How to use TBB for solving sparse linear systems?

Zhongze_L_ · ‎07-10-2008

Hi,

I used to use MPI based packages to iteratively solve sparse linear systems. The basic procedure is:

1. partition the graph/hypergraph based on the matrix A (metis/hmetis).

2. construct local matrix and vector based on the partitioning results obtained.

3. solve the given linear system in parallel.

There is a process ID which determines the data to deal with. There is no such ID available in TBB. I figured it
out that I could call

parallel_for(blocked_range(0,nthread, 1), ApplySolve)

to get thread ID. But how can I put all three steps above in a BIG class ApplySolve? Should I use pipeline instead? If so, how?

Thanks,
Zhongze

Andrey_Marochko · ‎07-21-2008

Hi, Zhongze

Unfortunately I am not an expert in the modern scientific algorithms, so I may be wrong in some of my assumptions. First I suppose that algorithms of the METIS family are serial, and thus the stage 1 is serial too. Then I assume that the stage 3 actually consists of two sub-stages:
3.1. Process local matrices (actually sub-matrices of the matrix A). This can be done in parallel.
3.2. Perform reduction of the results obtained at the step 3.1. This probably can also be done in parallel.

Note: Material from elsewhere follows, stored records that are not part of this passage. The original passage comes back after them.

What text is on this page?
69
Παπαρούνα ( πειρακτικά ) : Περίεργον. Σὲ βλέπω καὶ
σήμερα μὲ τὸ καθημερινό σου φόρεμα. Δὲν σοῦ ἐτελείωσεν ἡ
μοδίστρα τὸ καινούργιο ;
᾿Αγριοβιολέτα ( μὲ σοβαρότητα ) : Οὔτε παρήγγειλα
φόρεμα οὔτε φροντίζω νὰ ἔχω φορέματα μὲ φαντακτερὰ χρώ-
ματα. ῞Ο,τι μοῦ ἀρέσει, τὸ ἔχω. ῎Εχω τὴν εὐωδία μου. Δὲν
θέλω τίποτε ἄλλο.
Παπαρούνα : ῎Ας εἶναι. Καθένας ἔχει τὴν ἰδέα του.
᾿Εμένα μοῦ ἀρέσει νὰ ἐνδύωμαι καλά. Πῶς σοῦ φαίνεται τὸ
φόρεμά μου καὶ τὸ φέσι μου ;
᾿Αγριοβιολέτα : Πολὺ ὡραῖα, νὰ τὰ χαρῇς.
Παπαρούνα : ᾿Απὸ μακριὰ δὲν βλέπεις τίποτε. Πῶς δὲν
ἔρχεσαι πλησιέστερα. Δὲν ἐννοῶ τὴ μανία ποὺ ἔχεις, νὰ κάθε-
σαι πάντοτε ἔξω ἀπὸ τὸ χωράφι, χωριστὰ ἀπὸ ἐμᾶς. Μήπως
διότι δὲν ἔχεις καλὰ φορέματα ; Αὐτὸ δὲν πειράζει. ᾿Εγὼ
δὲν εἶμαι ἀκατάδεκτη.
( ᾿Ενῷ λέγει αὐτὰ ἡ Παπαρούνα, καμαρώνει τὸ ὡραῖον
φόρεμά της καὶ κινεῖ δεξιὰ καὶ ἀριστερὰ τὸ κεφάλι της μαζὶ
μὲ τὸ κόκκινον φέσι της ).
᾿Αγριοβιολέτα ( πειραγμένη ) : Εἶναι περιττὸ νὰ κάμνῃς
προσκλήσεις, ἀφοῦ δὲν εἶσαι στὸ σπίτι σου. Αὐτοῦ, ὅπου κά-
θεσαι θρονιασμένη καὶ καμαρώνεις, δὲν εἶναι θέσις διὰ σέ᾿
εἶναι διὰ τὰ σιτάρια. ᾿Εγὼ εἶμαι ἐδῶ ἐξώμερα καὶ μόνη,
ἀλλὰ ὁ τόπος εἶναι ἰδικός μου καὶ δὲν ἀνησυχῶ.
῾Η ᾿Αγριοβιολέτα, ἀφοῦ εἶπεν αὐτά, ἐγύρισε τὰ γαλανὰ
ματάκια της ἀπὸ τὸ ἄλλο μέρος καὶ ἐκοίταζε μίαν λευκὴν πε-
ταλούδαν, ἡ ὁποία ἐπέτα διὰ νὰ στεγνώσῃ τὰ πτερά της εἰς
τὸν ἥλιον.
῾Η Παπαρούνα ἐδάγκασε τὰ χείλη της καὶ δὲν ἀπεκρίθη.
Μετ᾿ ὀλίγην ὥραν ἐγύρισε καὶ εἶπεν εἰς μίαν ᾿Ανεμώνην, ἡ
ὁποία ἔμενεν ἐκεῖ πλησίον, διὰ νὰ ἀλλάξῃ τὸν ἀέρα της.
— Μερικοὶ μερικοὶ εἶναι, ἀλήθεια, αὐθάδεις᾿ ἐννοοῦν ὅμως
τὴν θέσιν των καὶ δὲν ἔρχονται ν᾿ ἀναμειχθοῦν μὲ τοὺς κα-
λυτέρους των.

Depending on the specific algorithm used at the step 3.2, two variants are possible. The first one: you use parallel_reduce algorithm where body::operator() executes steps 2 and 3.1 (paired together for each graph partition), and the body::join() method executes step 3.2.

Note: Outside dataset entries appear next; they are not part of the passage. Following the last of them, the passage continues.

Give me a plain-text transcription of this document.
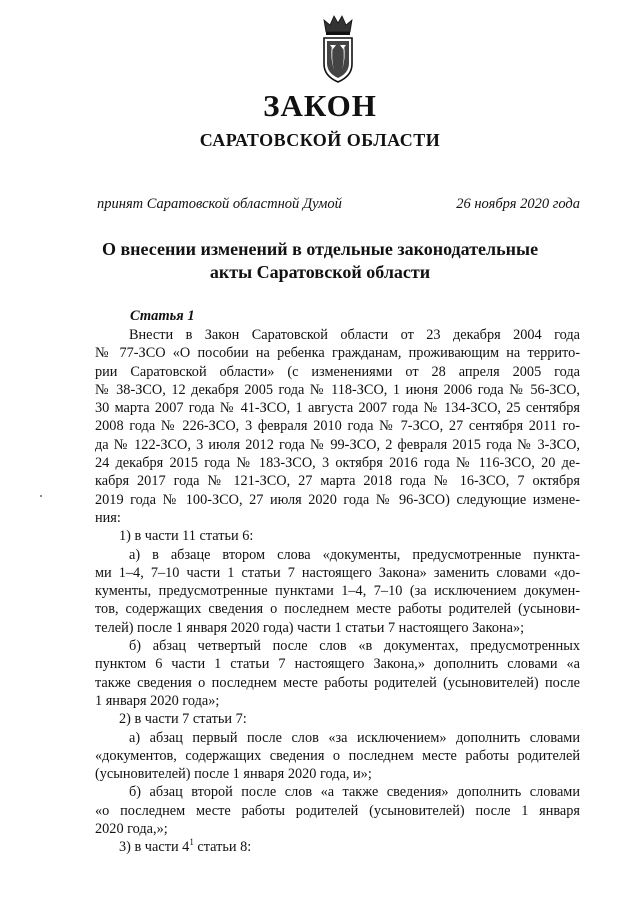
ЗАКОН
САРАТОВСКОЙ ОБЛАСТИ
принят Саратовской областной Думой	26 ноября 2020 года
О внесении изменений в отдельные законодательные
акты Саратовской области
Статья 1
Внести в Закон Саратовской области от 23 декабря 2004 года
№ 77-ЗСО «О пособии на ребенка гражданам, проживающим на террито-
рии Саратовской области» (с изменениями от 28 апреля 2005 года
№ 38-ЗСО, 12 декабря 2005 года № 118-ЗСО, 1 июня 2006 года № 56-ЗСО,
30 марта 2007 года № 41-ЗСО, 1 августа 2007 года № 134-ЗСО, 25 сентября
2008 года № 226-ЗСО, 3 февраля 2010 года № 7-ЗСО, 27 сентября 2011 го-
да № 122-ЗСО, 3 июля 2012 года № 99-ЗСО, 2 февраля 2015 года № 3-ЗСО,
24 декабря 2015 года № 183-ЗСО, 3 октября 2016 года № 116-ЗСО, 20 де-
кабря 2017 года № 121-ЗСО, 27 марта 2018 года № 16-ЗСО, 7 октября
2019 года № 100-ЗСО, 27 июля 2020 года № 96-ЗСО) следующие измене-
ния:
1) в части 11 статьи 6:
а) в абзаце втором слова «документы, предусмотренные пункта-
ми 1–4, 7–10 части 1 статьи 7 настоящего Закона» заменить словами «до-
кументы, предусмотренные пунктами 1–4, 7–10 (за исключением докумен-
тов, содержащих сведения о последнем месте работы родителей (усынови-
телей) после 1 января 2020 года) части 1 статьи 7 настоящего Закона»;
б) абзац четвертый после слов «в документах, предусмотренных
пунктом 6 части 1 статьи 7 настоящего Закона,» дополнить словами «а
также сведения о последнем месте работы родителей (усыновителей) после
1 января 2020 года»;
2) в части 7 статьи 7:
а) абзац первый после слов «за исключением» дополнить словами
«документов, содержащих сведения о последнем месте работы родителей
(усыновителей) после 1 января 2020 года, и»;
б) абзац второй после слов «а также сведения» дополнить словами
«о последнем месте работы родителей (усыновителей) после 1 января
2020 года,»;
3) в части $4^1$ статьи 8:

If the the step 3.2 does not fit the reduction model, then you use parallel_for to execute steps 2 and 3.1, and then what is appropriate for the step 3.2.

But what is really important, is that when working with TBB you should forget about process or thread IDs. The primary difference between MPI and TBB approaches results from the fact that the distributed systems have terrible communication overhead, and thus they have to use coarse-grained work splitting (a chunk per CPU node) to minimize the number of message passing roundtrips. In shared memory parallelizm (which TBB is targeted to), the cost of communication between CPUs/cores is relatively small. This allows to achieve very good load balance by using fine-grained work splitting.

Thus the number of subgraphs you need to partition the source matrix to should be such that useful work at step 3.1 took approximately 10-20 microseconds (on modern CPUs), but was not (much) less than auxiliary operations overhead (step 2 is such an auxiliary operation in this case, as well as partitioning cost). The number of subgraphs should not depend on the number of CPUs/cores in your system, and normally it should be much bigger (an order of thousands would be fine for TBB).

Advanced TBB partitioners working with TBB algorithms (auto_partitioner and affinity_partitioner) dinamically aggregate several subgraphs in one transaction where possible (to decrease the parallel book-keeping overhead), while falling back to the smallest grain size where it is necessary for the sake of good load balancing.